Сергей оглянулся. Добрый волшебник обо всем подумал: за столом, кроме них, никого не было. Только карлик Моська приткнулся к спинке Таниного кресла и радостно на всех поглядывал.
— Да, ваше высочество, — сказал Сергей. — Я буду хлопотать об отставке, но не с тем, чтобы ехать в деревню… Я решаюсь опять, после восьми лет, обратиться к вам с просьбой: возмите меня, ради Бога, к себе, дозвольте мне служить вам здесь, в Гатчине, найдите мне какое-нибудь занятие — все равно какое — может, в чем и пригожусь вам.
— Об этом подумаем, — серьезно отвечал цесаревич. — Теперь, пожалуй, как-нибудь это еще возможно устроить — терять там тебе нечего, только послушай, сударь, я ненадежных людей не принимаю, а ты уж записан в ненадежные. Знаешь ли, вчера я про тебя слышал… тебя называют вольтерьянцем.
— Вольтерьянцем? — изумленно переспросил Сергей. — Кто меня так называет?
— Да как сказать тебе?.. Не пройдет и недели — все так величать станут. Слово это произнесено князем Зубовым, а он считается великим знатоком людей и поставляет своею задачею изгонять дух вольтерьянства.
— Я должен был ожидать этого, — заметил Сергей, — но в таком случае мне легче будет получить отставку. А вы, ваше высочество… вы не сочтете меня вольтерьянцем за то, что я в юности зачитывался этим философом и своими глазами видел все ужасное зло, происшедшее от того, что мечты писателей насильно вздумали проводить в жизнь, не справившись о том, подготовлена ли почва, могут ли созреть и принести добрые плоды эти мечтания?
— Но все же Вольтер, по-твоему, великий писатель?.. — перебил Павел.
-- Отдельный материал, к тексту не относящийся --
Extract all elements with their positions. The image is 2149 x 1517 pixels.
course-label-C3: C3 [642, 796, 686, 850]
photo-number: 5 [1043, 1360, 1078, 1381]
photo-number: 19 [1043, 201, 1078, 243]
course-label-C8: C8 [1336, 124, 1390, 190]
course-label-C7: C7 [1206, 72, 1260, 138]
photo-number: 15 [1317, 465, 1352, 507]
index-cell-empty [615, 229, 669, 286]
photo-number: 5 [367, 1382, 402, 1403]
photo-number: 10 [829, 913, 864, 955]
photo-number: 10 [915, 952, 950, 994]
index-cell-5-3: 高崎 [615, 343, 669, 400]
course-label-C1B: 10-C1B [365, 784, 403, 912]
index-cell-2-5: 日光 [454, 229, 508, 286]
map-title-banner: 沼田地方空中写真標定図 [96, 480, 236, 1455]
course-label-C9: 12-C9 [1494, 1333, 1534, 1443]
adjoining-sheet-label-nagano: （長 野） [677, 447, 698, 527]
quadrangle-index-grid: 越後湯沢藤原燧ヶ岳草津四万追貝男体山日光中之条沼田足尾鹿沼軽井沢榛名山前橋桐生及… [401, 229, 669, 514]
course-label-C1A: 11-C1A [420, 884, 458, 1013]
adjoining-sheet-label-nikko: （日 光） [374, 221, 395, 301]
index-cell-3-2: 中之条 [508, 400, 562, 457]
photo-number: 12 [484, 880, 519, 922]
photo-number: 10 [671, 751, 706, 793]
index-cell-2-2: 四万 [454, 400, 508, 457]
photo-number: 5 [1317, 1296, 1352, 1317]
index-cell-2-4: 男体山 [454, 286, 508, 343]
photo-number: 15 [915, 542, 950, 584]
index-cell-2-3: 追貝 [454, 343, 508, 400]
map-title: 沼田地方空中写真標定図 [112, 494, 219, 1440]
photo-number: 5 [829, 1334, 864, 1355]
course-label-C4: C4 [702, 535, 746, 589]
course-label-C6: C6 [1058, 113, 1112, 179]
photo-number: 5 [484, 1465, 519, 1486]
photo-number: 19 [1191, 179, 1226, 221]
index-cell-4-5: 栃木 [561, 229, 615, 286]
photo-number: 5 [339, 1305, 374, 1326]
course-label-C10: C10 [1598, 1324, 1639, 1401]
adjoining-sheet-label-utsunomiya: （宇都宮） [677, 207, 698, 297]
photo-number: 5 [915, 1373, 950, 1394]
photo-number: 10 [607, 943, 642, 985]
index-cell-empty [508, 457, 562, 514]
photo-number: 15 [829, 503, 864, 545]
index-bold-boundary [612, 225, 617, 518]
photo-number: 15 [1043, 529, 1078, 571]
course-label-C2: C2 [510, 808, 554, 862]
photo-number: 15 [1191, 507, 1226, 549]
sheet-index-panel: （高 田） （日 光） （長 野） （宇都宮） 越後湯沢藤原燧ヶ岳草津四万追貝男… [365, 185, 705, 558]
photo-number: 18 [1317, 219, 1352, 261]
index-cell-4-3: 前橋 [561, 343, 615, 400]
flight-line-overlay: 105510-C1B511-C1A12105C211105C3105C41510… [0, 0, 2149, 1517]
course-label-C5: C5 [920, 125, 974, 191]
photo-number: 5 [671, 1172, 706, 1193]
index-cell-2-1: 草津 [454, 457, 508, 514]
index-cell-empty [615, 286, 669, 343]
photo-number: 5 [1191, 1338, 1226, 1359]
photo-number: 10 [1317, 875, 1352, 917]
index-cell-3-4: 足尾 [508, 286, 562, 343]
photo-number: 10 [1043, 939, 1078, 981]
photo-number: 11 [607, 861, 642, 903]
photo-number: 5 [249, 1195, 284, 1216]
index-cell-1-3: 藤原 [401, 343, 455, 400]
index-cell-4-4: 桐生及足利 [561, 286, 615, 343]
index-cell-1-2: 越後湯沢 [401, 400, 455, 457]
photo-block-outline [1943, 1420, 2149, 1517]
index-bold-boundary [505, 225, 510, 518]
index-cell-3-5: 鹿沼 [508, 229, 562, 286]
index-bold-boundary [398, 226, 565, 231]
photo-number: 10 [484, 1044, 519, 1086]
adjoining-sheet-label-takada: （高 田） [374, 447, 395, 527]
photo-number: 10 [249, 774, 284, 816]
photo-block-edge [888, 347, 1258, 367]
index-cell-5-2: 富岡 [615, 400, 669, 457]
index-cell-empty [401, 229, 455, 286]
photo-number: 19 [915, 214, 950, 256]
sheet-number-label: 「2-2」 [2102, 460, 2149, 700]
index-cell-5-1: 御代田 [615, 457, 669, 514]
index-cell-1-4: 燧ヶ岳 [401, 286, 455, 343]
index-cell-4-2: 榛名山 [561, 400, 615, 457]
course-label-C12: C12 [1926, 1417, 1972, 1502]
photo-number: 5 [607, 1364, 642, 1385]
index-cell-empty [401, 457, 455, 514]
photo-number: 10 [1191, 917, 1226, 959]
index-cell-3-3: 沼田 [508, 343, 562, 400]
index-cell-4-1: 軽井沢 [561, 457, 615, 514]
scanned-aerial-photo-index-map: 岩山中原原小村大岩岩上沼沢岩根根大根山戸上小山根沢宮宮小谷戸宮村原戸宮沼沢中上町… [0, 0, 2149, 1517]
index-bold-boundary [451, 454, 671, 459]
— Конечно, ваше высочество, и его творения, смотря по тому, кто и как ими пользуется, могут принести и огромную пользу, и вред огромный. Не знаю, удачно ли будет мое сравнение, но я скажу, вспомнив недавний мой разговор с одним знаменитым английским медиком, который делает наблюдения над ядовитыми веществами: мышьяк — страшный и могучий яд, но все зависит от того, в чьих он руках и как им пользуются. Мышьяк может сразу убить человека, заставить его умереть в страшных мучениях и в то же время, судя по наблюдениям и опытам медика, о котором я говорю, этот же мышьяк, принятый в известных дозах и надлежащим образом, излечивает многие болезни.
Цесаревич задумался.
— Да, пожалуй, ты прав, и если ты действительно умеешь обращаться с господином Вольтером, то это еще грех небольшой. Но все же тебе от этого не легче; раз убедят, кого следует, что ты вольтерьянец, — ты пропал. Отставят тебя от службы — это, конечно, и без всяких просьб твоих и хлопот отставят, но при этом тебя не пустят ни в Гатчину, ни даже в деревню, пожалуй, а попросят поселиться в каком-нибудь ином месте, для тебя совсем неудобном.
Таня невольно побледнела. Некоторое беспокойство выразилось и на лице Сергея.
— Зачем вы меня пугаете, ваше высочество? — сказал он. — Я надеюсь на защиту друзей моих, которые не дадут меня в обиду. Я твердо рассчитываю на справедливость государыни, я докажу ей, что я вовсе не вольтерьянец в том смысле, какой может считаться предосудительным.
— Только будь осторожен, — заметил цесаревич, — и о твоих делах нужно хорошенько теперь подумать. Я соображу кое-что, и потолкуем.
Скоро в разговорах, расспросах и Сергей, и Таня, да и сам цесаревич забыли об опасных предзнаменованиях, вызванных пущенным мстительным Зубовым словом «вольтерьянец».